During the pre-Civil War in the United States, a stronger argument can be made that slavery played a vital role in the development of the economy. An example of a crop is the slave-grown cotton. It supplied over half of all the United States export earnings. The South, by 1840, produced sixty percent of the world's cotton and supplied some seventy percent of the cotton used by the British textile industry. Therefore, slavery had paid for a significant share of the capital, iron, and manufactured goods which set the foundation for American economic growth. The American shipping and financial industries also depended on the slave-produced cotton. Cotton was not transported from the South and straight to Europe. It was transported to New York and afterwards transshipped to England along with other cotton manufacturing centers in the United States as well as Europe (The Gilder Lehrman Institute of American History 1).

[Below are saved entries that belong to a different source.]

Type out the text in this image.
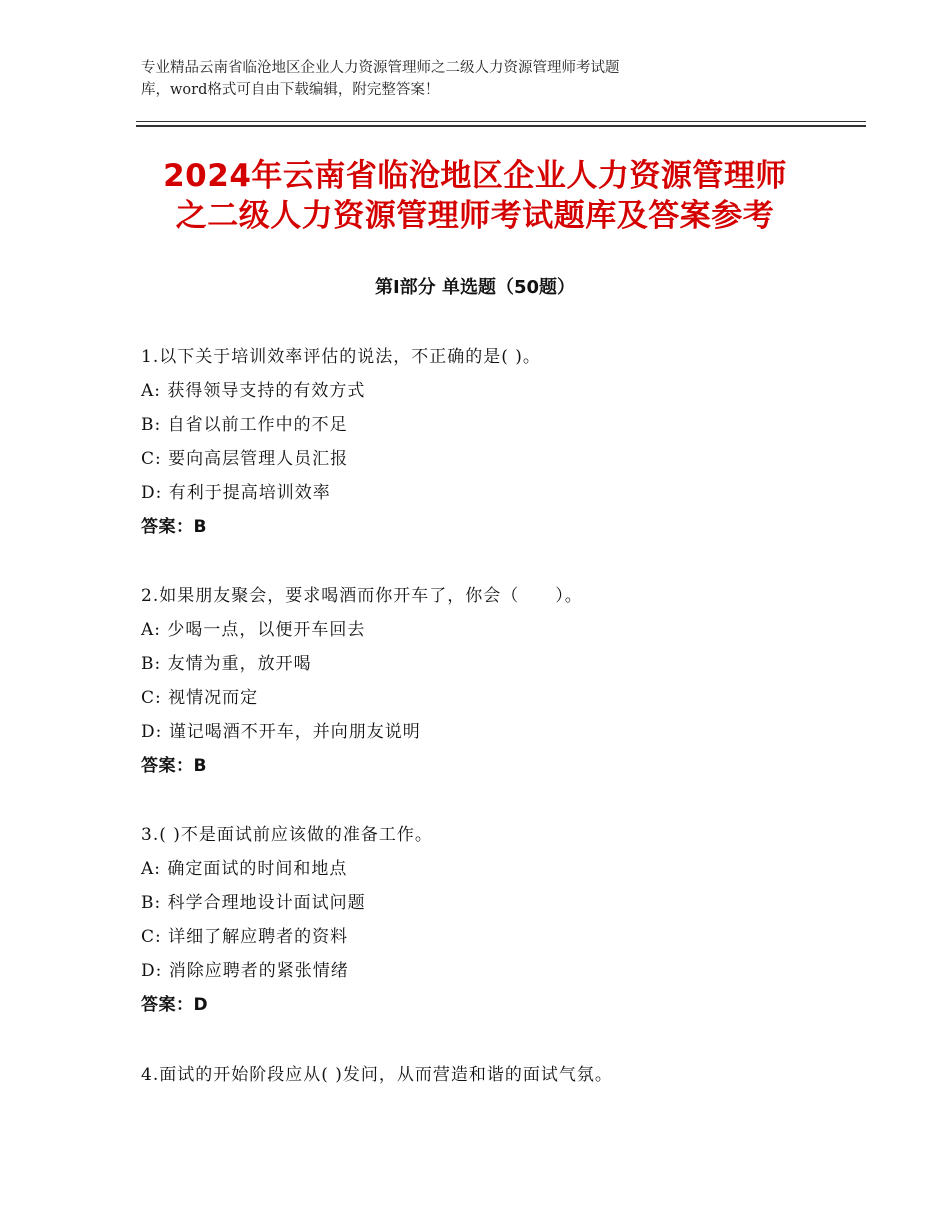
专业精品云南省临沧地区企业人力资源管理师之二级人力资源管理师考试题
库，word格式可自由下载编辑，附完整答案！
2024年云南省临沧地区企业人力资源管理师
之二级人力资源管理师考试题库及答案参考
第Ⅰ部分 单选题（50题）
1.以下关于培训效率评估的说法，不正确的是( )。
A: 获得领导支持的有效方式
B: 自省以前工作中的不足
C: 要向高层管理人员汇报
D: 有利于提高培训效率
答案：B
2.如果朋友聚会，要求喝酒而你开车了，你会（　　）。
A: 少喝一点，以便开车回去
B: 友情为重，放开喝
C: 视情况而定
D: 谨记喝酒不开车，并向朋友说明
答案：B
3.( )不是面试前应该做的准备工作。
A: 确定面试的时间和地点
B: 科学合理地设计面试问题
C: 详细了解应聘者的资料
D: 消除应聘者的紧张情绪
答案：D
4.面试的开始阶段应从( )发问，从而营造和谐的面试气氛。
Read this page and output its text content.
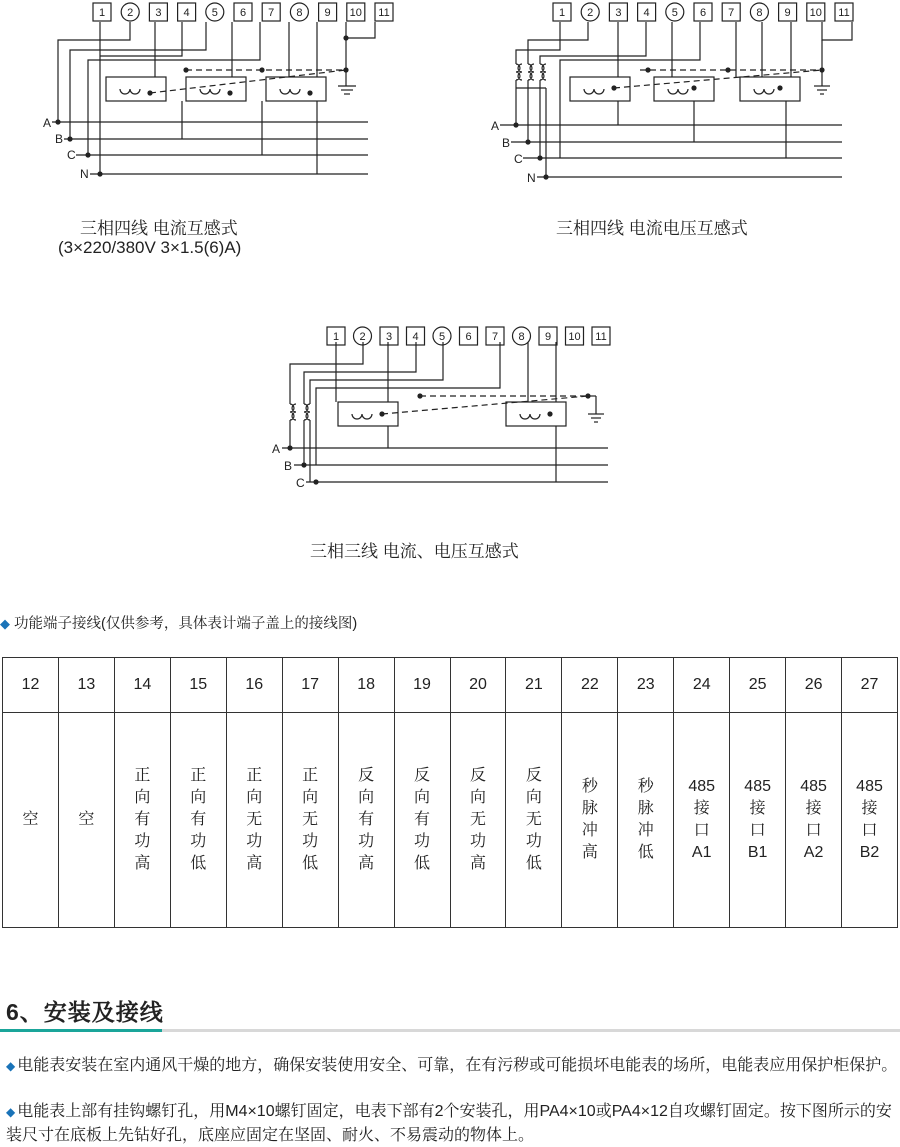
1 2 3 4 5 6 7 8 9 10 11
A
B
C
N
三相四线 电流互感式
(3×220/380V 3×1.5(6)A)
1 2 3 4 5 6 7 8 9 10 11
A
B
C
N
三相四线 电流电压互感式
1 2 3 4 5 6 7 8 9 10 11
A
B
C
三相三线 电流、电压互感式
◆ 功能端子接线(仅供参考，具体表计端子盖上的接线图)
12	13	14	15	16	17	18	19	20	21	22	23	24	25	26	27

空	空	正
向
有
功
高	正
向
有
功
低	正
向
无
功
高	正
向
无
功
低	反
向
有
功
高	反
向
有
功
低	反
向
无
功
高	反
向
无
功
低	秒
脉
冲
高	秒
脉
冲
低	485
接
口
A1	485
接
口
B1	485
接
口
A2	485
接
口
B2
6、安装及接线
◆ 电能表安装在室内通风干燥的地方，确保安装使用安全、可靠，在有污秽或可能损坏电能表的场所，电能表应用保护柜保护。
◆ 电能表上部有挂钩螺钉孔，用M4×10螺钉固定，电表下部有2个安装孔，用PA4×10或PA4×12自攻螺钉固定。按下图所示的安装尺寸在底板上先钻好孔，底座应固定在坚固、耐火、不易震动的物体上。
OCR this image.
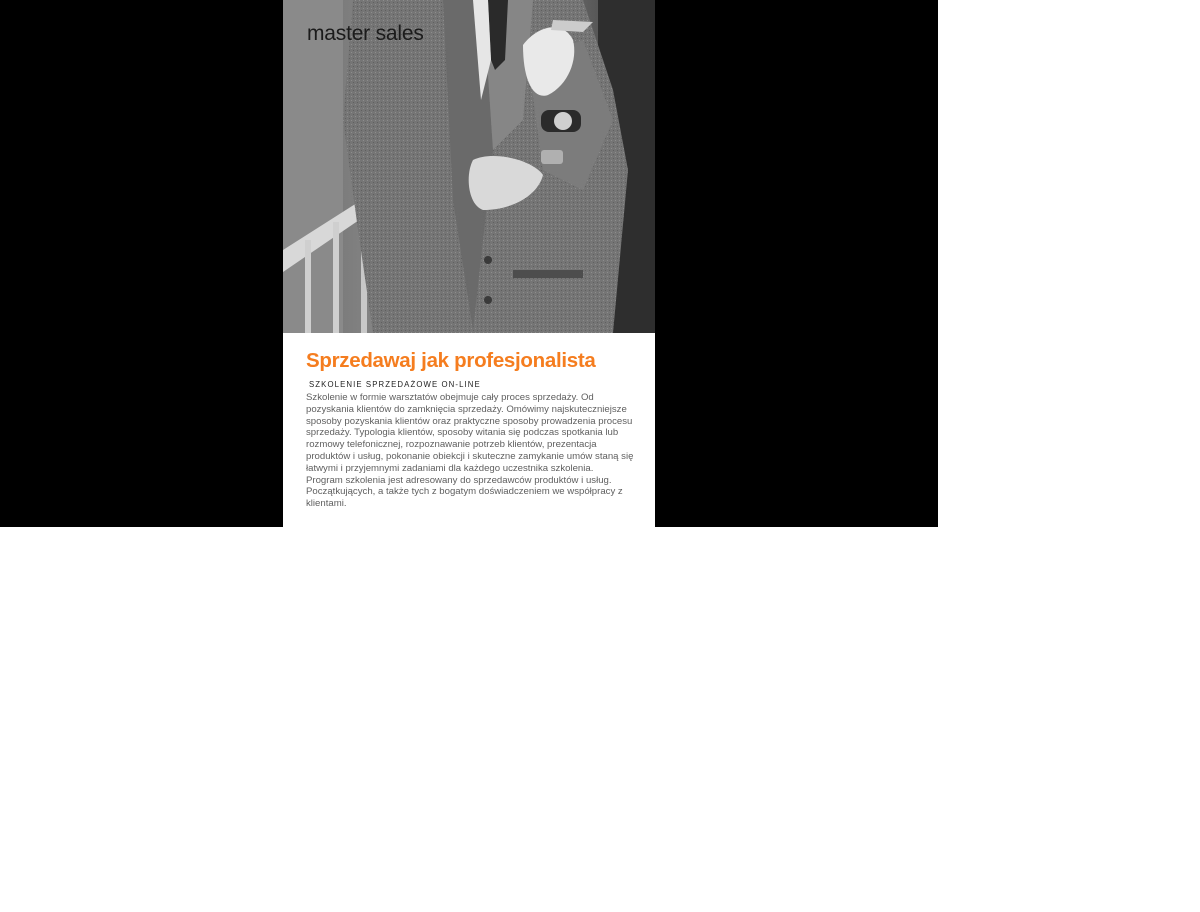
master sales
Sprzedawaj jak profesjonalista
SZKOLENIE SPRZEDAŻOWE ON-LINE

Szkolenie w formie warsztatów obejmuje cały proces sprzedaży. Od pozyskania klientów do zamknięcia sprzedaży. Omówimy najskuteczniejsze sposoby pozyskania klientów oraz praktyczne sposoby prowadzenia procesu sprzedaży. Typologia klientów, sposoby witania się podczas spotkania lub rozmowy telefonicznej, rozpoznawanie potrzeb klientów, prezentacja produktów i usług, pokonanie obiekcji i skuteczne zamykanie umów staną się łatwymi i przyjemnymi zadaniami dla każdego uczestnika szkolenia.

Program szkolenia jest adresowany do sprzedawców produktów i usług. Początkujących, a także tych z bogatym doświadczeniem we współpracy z klientami.
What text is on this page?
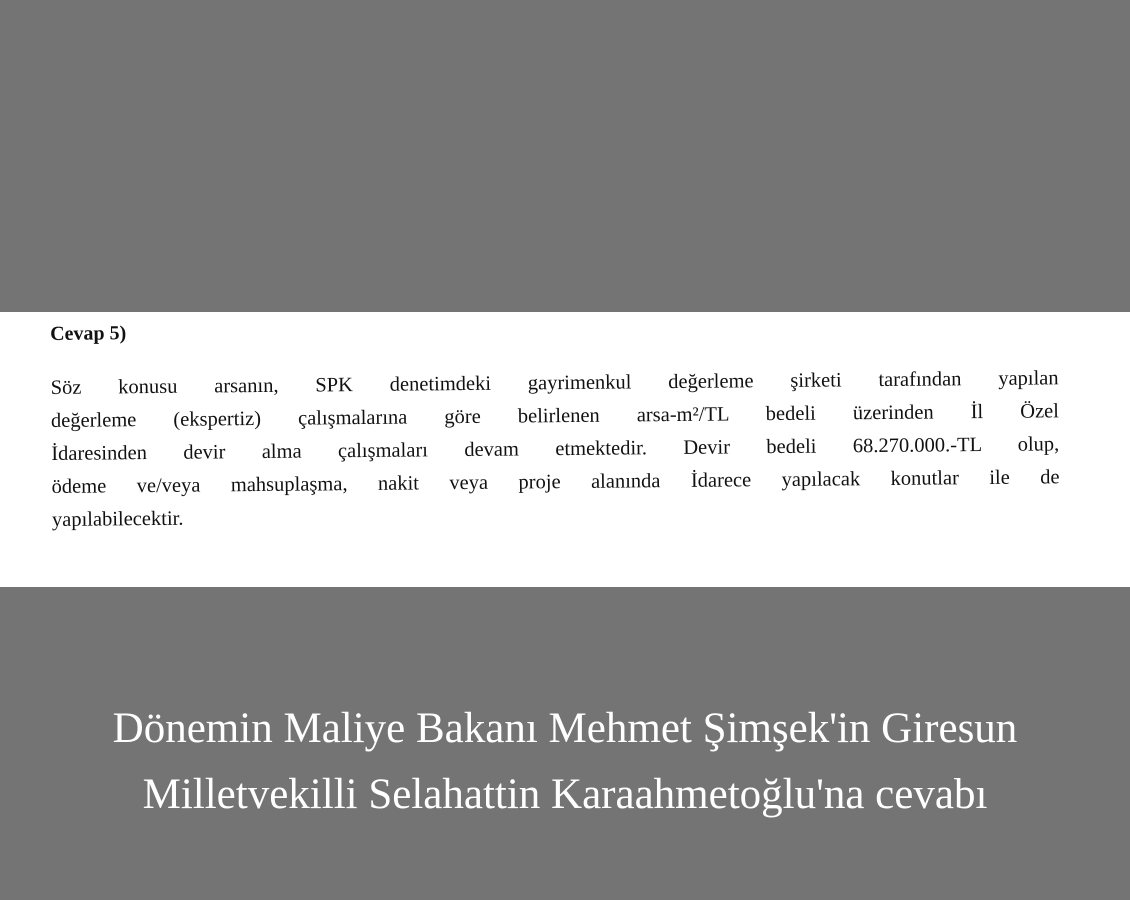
Cevap 5)
Söz konusu arsanın, SPK denetimdeki gayrimenkul değerleme şirketi tarafından yapılan
değerleme (ekspertiz) çalışmalarına göre belirlenen arsa-m²/TL bedeli üzerinden İl Özel
İdaresinden devir alma çalışmaları devam etmektedir. Devir bedeli 68.270.000.-TL olup,
ödeme ve/veya mahsuplaşma, nakit veya proje alanında İdarece yapılacak konutlar ile de
yapılabilecektir.
Dönemin Maliye Bakanı Mehmet Şimşek'in Giresun
Milletvekilli Selahattin Karaahmetoğlu'na cevabı
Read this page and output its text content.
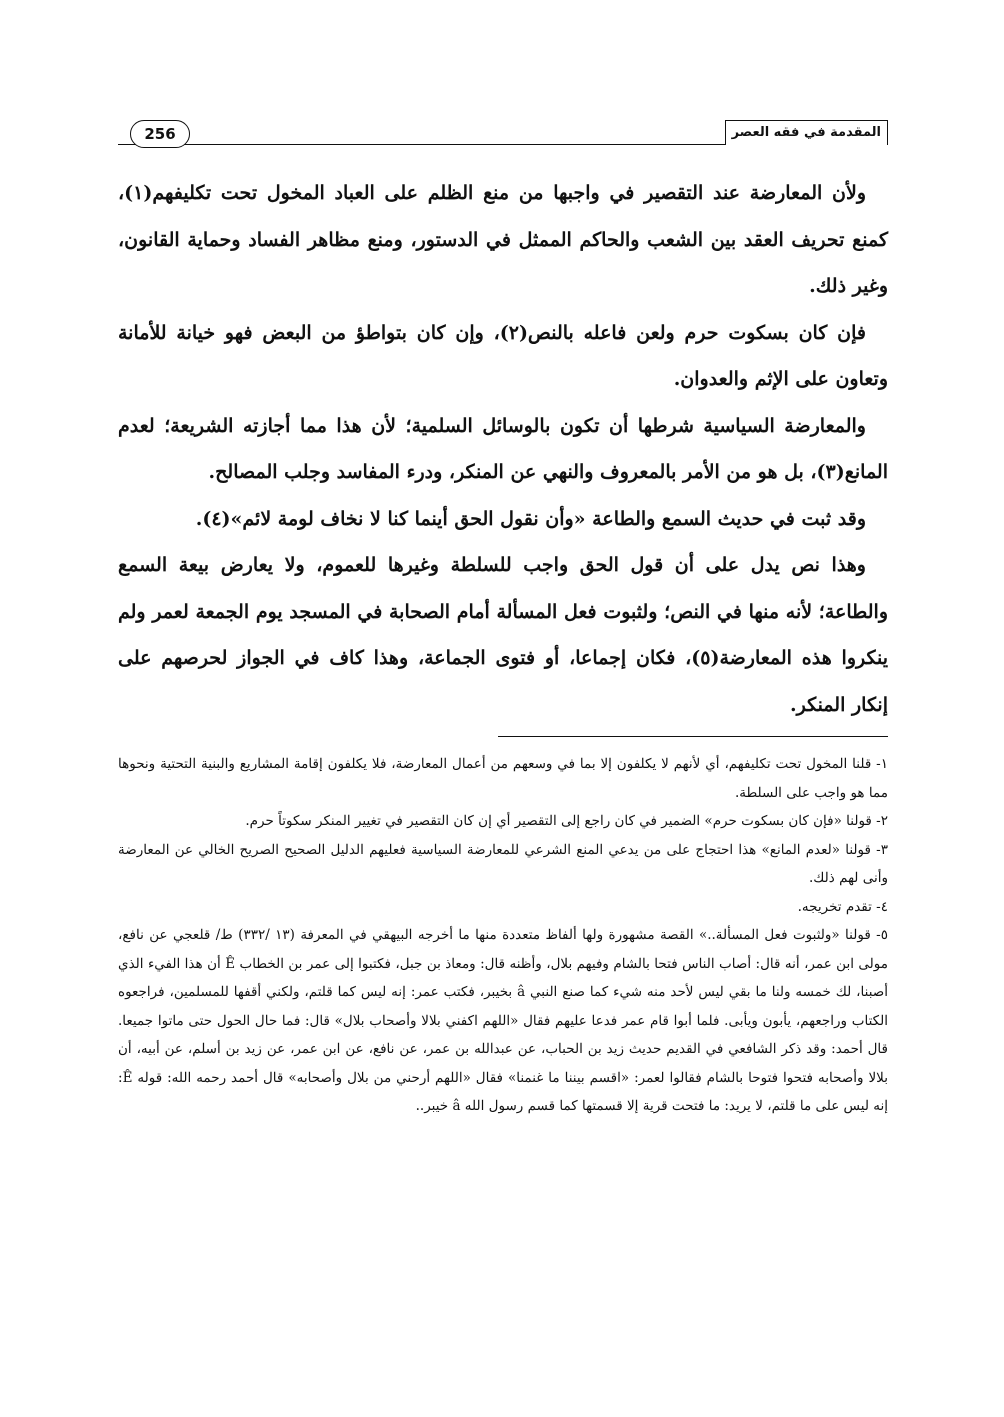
المقدمة في فقه العصر
256

ولأن المعارضة عند التقصير في واجبها من منع الظلم على العباد المخول تحت تكليفهم(١)، كمنع تحريف العقد بين الشعب والحاكم الممثل في الدستور، ومنع مظاهر الفساد وحماية القانون، وغير ذلك.

فإن كان بسكوت حرم ولعن فاعله بالنص(٢)، وإن كان بتواطؤ من البعض فهو خيانة للأمانة وتعاون على الإثم والعدوان.

والمعارضة السياسية شرطها أن تكون بالوسائل السلمية؛ لأن هذا مما أجازته الشريعة؛ لعدم المانع(٣)، بل هو من الأمر بالمعروف والنهي عن المنكر، ودرء المفاسد وجلب المصالح.

وقد ثبت في حديث السمع والطاعة «وأن نقول الحق أينما كنا لا نخاف لومة لائم»(٤).

وهذا نص يدل على أن قول الحق واجب للسلطة وغيرها للعموم، ولا يعارض بيعة السمع والطاعة؛ لأنه منها في النص؛ ولثبوت فعل المسألة أمام الصحابة في المسجد يوم الجمعة لعمر ولم ينكروا هذه المعارضة(٥)، فكان إجماعا، أو فتوى الجماعة، وهذا كاف في الجواز لحرصهم على إنكار المنكر.

١- قلنا المخول تحت تكليفهم، أي لأنهم لا يكلفون إلا بما في وسعهم من أعمال المعارضة، فلا يكلفون إقامة المشاريع والبنية التحتية ونحوها مما هو واجب على السلطة.

٢- قولنا «فإن كان بسكوت حرم» الضمير في كان راجع إلى التقصير أي إن كان التقصير في تغيير المنكر سكوتاً حرم.

٣- قولنا «لعدم المانع» هذا احتجاج على من يدعي المنع الشرعي للمعارضة السياسية فعليهم الدليل الصحيح الصريح الخالي عن المعارضة وأنى لهم ذلك.

٤- تقدم تخريجه.

٥- قولنا «ولثبوت فعل المسألة..» القصة مشهورة ولها ألفاظ متعددة منها ما أخرجه البيهقي في المعرفة (١٣ /٣٣٢) ط/ قلعجي عن نافع، مولى ابن عمر، أنه قال: أصاب الناس فتحا بالشام وفيهم بلال، وأظنه قال: ومعاذ بن جبل، فكتبوا إلى عمر بن الخطاب Ê أن هذا الفيء الذي أصبنا، لك خمسه ولنا ما بقي ليس لأحد منه شيء كما صنع النبي â بخيبر، فكتب عمر: إنه ليس كما قلتم، ولكني أقفها للمسلمين، فراجعوه الكتاب وراجعهم، يأبون ويأبى. فلما أبوا قام عمر فدعا عليهم فقال «اللهم اكفني بلالا وأصحاب بلال» قال: فما حال الحول حتى ماتوا جميعا. قال أحمد: وقد ذكر الشافعي في القديم حديث زيد بن الحباب، عن عبدالله بن عمر، عن نافع، عن ابن عمر، عن زيد بن أسلم، عن أبيه، أن بلالا وأصحابه فتحوا فتوحا بالشام فقالوا لعمر: «اقسم بيننا ما غنمنا» فقال «اللهم أرحني من بلال وأصحابه» قال أحمد رحمه الله: قوله Ê: إنه ليس على ما قلتم، لا يريد: ما فتحت قرية إلا قسمتها كما قسم رسول الله â خيبر..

Since enslaved Africans were hired as a cheap source of labor in the United States, within the American political economy, it also turned out to be an important economic as well as political capital. The Enslaved Africans legally became a form of property, that is, a commodity. Still, Individually as well as collectively, the slaves were often used as security in all categories of business transactions. The slaves could also be traded for goods and services of other kinds. Slaveholders often used their investments value held in their slaves to secure loans to procure extra lands or slaves. The Slaves could also be used to settle outstanding debts. While computing the estates’ value, the projected worth of each one the slaves was also incorporated. Thus, it turned out to be the basis of tax revenue used by the local as well as governments’ of each state. Taxes also imposed on slave businesses (Howard 1).
The United States Constitution politically integrated an element that made political capital from the enslaved Africans to the advantage of the states in the south. The alleged three-fifths concession permitted the states in the south to tally their slaves the same as three-fifths of a human being for intentions of determining states' representation in the United States Congress. Therefore, the balance of authority amongst non-slaveholding and slaveholding states changed, to a certain extent, on the three-fifths existence of enslaved Africans in the survey. The Slaveholders were taxed using the similar three-fifths principle; furthermore, the taxes paid on slaves did not sustain in any way the national treasury. Overall, the United States’ slavery system was a national system which touched the very central part of its political and economic life.
In 1793, the creation of the cotton gin presented slavery with a fresh life within the United States. Amid 1800 to 1860, cotton produced by the slaves extended from Georgia and South Carolina towards the recently colonized lands in western Mississippi. The reallocation of the slave market from the upper South, that is, from Maryland and Virginia, towards the lower South had been escorted by a similar shift from the enslaved African people towards the lower West and South (Howard 2).
Thus, we can conclude that slavery had been a cost-effectively efficient system of production, adjustable to tasks that vary from agriculture to construction, mining, as well as factory work. In addition, slavery was able to generate enormous quantities of wealth (The Gilder Lehrman Institute of American History 2).
Works cited
Howard Dodson. How Slavery Helped Build a World Economy. National Geographic News, 3 February 2003. Web 12 November 2013.
The Gilder Lehrman Institute of American History (GLIAH). Was slavery the engine of
American economic growth? Gilderlehrman.org. Web 13 November 2013.